For many people, working for startups can be more exciting than working for established businesses, however, it comes with its own challenges. Startups are struggling businesses, but they also have great potential for growth which will ultimately be the reason for your professional growth.

Struggling businesses are more concerned about employee productivity and leveraging the employee skills and expertise for the business growth. So, the chances of your professional growth are higher, but you may also undergo a great deal of hard and smart work.

Very much like an established business, when you start a new job with a startup, it may come with a trial period. Be sure to check the contract or employee handbook. Many employers enforce trial periods of varying lengths to protect them in the event that the hire isn’t a good fit. Essentially, what this means is that if you fail, you can be fired without question or recourse.

The employee “trial period” protects employers from wrongful termination lawsuits during the set timeframe.
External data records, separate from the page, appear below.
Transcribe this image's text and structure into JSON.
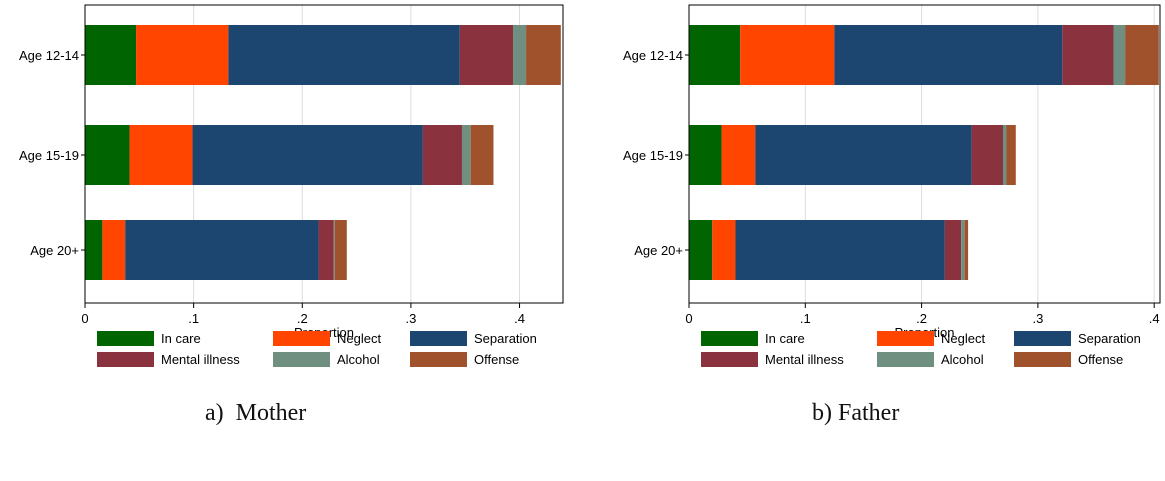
{
  "captions": [
    "a)  Mother",
    "b) Father"
  ],
  "chart_data": [
    {
      "type": "bar",
      "orientation": "horizontal",
      "stacked": true,
      "categories": [
        "Age 12-14",
        "Age 15-19",
        "Age 20+"
      ],
      "xlabel": "Proportion",
      "xlim": [
        0,
        0.44
      ],
      "xticks": [
        0,
        0.1,
        0.2,
        0.3,
        0.4
      ],
      "xtick_labels": [
        "0",
        ".1",
        ".2",
        ".3",
        ".4"
      ],
      "grid": "vertical",
      "legend_position": "bottom",
      "series": [
        {
          "name": "In care",
          "color": "#006400",
          "values": [
            0.047,
            0.041,
            0.016
          ]
        },
        {
          "name": "Neglect",
          "color": "#ff4500",
          "values": [
            0.085,
            0.058,
            0.021
          ]
        },
        {
          "name": "Separation",
          "color": "#1c4670",
          "values": [
            0.213,
            0.212,
            0.178
          ]
        },
        {
          "name": "Mental illness",
          "color": "#8b323f",
          "values": [
            0.049,
            0.036,
            0.014
          ]
        },
        {
          "name": "Alcohol",
          "color": "#6f9080",
          "values": [
            0.012,
            0.008,
            0.001
          ]
        },
        {
          "name": "Offense",
          "color": "#a0522d",
          "values": [
            0.032,
            0.021,
            0.011
          ]
        }
      ]
    },
    {
      "type": "bar",
      "orientation": "horizontal",
      "stacked": true,
      "categories": [
        "Age 12-14",
        "Age 15-19",
        "Age 20+"
      ],
      "xlabel": "Proportion",
      "xlim": [
        0,
        0.405
      ],
      "xticks": [
        0,
        0.1,
        0.2,
        0.3,
        0.4
      ],
      "xtick_labels": [
        "0",
        ".1",
        ".2",
        ".3",
        ".4"
      ],
      "grid": "vertical",
      "legend_position": "bottom",
      "series": [
        {
          "name": "In care",
          "color": "#006400",
          "values": [
            0.044,
            0.028,
            0.02
          ]
        },
        {
          "name": "Neglect",
          "color": "#ff4500",
          "values": [
            0.081,
            0.029,
            0.02
          ]
        },
        {
          "name": "Separation",
          "color": "#1c4670",
          "values": [
            0.196,
            0.186,
            0.18
          ]
        },
        {
          "name": "Mental illness",
          "color": "#8b323f",
          "values": [
            0.044,
            0.027,
            0.014
          ]
        },
        {
          "name": "Alcohol",
          "color": "#6f9080",
          "values": [
            0.01,
            0.003,
            0.003
          ]
        },
        {
          "name": "Offense",
          "color": "#a0522d",
          "values": [
            0.029,
            0.008,
            0.003
          ]
        }
      ]
    }
  ]
}
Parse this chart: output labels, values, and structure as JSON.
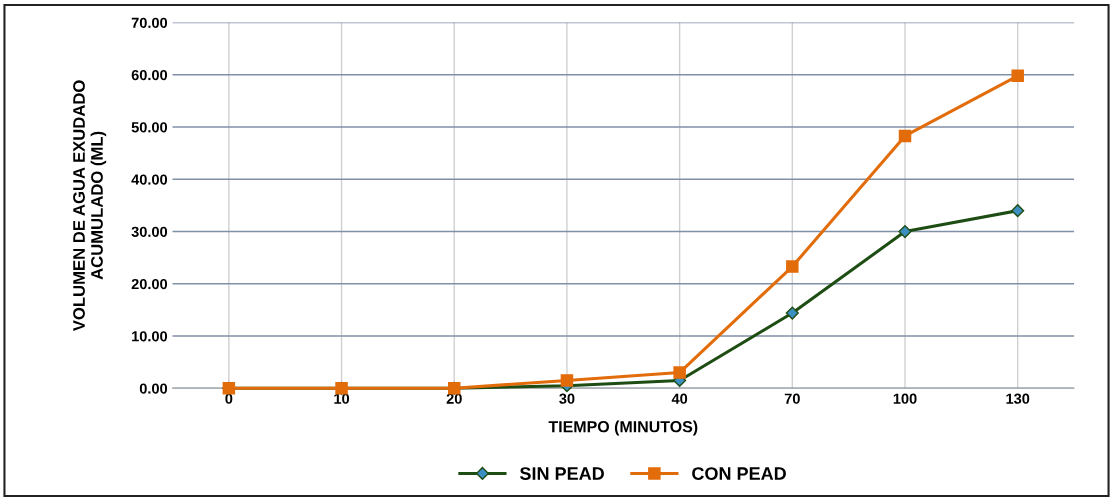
{
  "chart_data": {
    "type": "line",
    "xlabel": "TIEMPO (MINUTOS)",
    "ylabel": "VOLUMEN DE AGUA EXUDADO\nACUMULADO (ML)",
    "categories": [
      "0",
      "10",
      "20",
      "30",
      "40",
      "70",
      "100",
      "130"
    ],
    "series": [
      {
        "name": "SIN PEAD",
        "color": "#1e4d14",
        "marker": "diamond",
        "values": [
          0,
          0,
          0,
          0.5,
          1.5,
          14.4,
          30.0,
          34.0
        ]
      },
      {
        "name": "CON PEAD",
        "color": "#e36c0a",
        "marker": "square",
        "values": [
          0,
          0,
          0,
          1.5,
          3.0,
          23.3,
          48.3,
          59.8
        ]
      }
    ],
    "ylim": [
      0,
      70
    ],
    "yticks": [
      {
        "value": 0,
        "label": "0.00"
      },
      {
        "value": 10,
        "label": "10.00"
      },
      {
        "value": 20,
        "label": "20.00"
      },
      {
        "value": 30,
        "label": "30.00"
      },
      {
        "value": 40,
        "label": "40.00"
      },
      {
        "value": 50,
        "label": "50.00"
      },
      {
        "value": 60,
        "label": "60.00"
      },
      {
        "value": 70,
        "label": "70.00"
      }
    ],
    "grid": true,
    "legend": "bottom",
    "line_style": "solid"
  }
}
So, if an employer has a 90-day trial period, they can terminate your employment without reason.

This is one of many reasons why it’s so important to make a good first impression at your new job.

This article will cover a few ways you can reduce your chance of failure when starting a new job with a startup.

1- Practice Punctuality

One surefire way to fail at your new job is to show up late. Regardless of what others in the company do, you must hold yourself to higher standards if you want to keep your job.

Better than showing up on time is showing up 10 to 15 minutes early to get your work desk situated and ready for the day. Showing up on time and ready to take a five-minute coffee break doesn’t really help anyone (or make you look great).

In case, if you are working remotely, logging in to your workstation on time is a must.

2- Bring Your A-game

We all have good days and bad ones, but if you want to succeed at your new job, do what you can to keep those good days flowing. This means getting enough sleep and avoiding vices like alcohol.

If you show up after a night of heavy drinking, you can bet your day isn’t going to be stellar. You’re going to feel groggy and tired, and you’re not going to have the brain cells you’ll need to impress your new boss and coworkers. There are no guarantees that every day will be a winner, but when you avoid bad habits, you’ll have a better chance at making a good impression.

3- Make Friends

This is one thing people often forget when starting a new job, but your boss isn’t just going to be looking at work performance. He or she is going to want to see that you’re a good fit for your department and the company overall. The worst thing you can do is start conflict with your coworkers.

Instead, just let things roll off your back and try to be nice to everyone. Don’t join any workplace cliques and avoid spending too much time socializing (that will inevitably work against you).

4- Follow Through on Promises

When we’re in the interview process, we might say anything to get the job. But we have to remember to follow through on all those interview promises. If you tell your interviewer that you’re punctual and diligent and don’t show it, you may fail at this job before it really begins.

Following through also includes written promises on your resume. If you write that you’re proficient in certain software, you had better be able to prove your proficiency. And if you’re just looking for a job now, it’s a good time to read up on how to build a resume that accurately reflects your skills.

Starting a new job can be nerve-wracking, especially since you may not have the legal protections a seasoned associate may have. But remember that you were chosen for a reason.

As long as you were honest about your skills, all you really have to do is show up on time and be yourself. And practice good workplace etiquette, of course. You already won them over in the interview. Keep the momentum going in the first few months of your new job.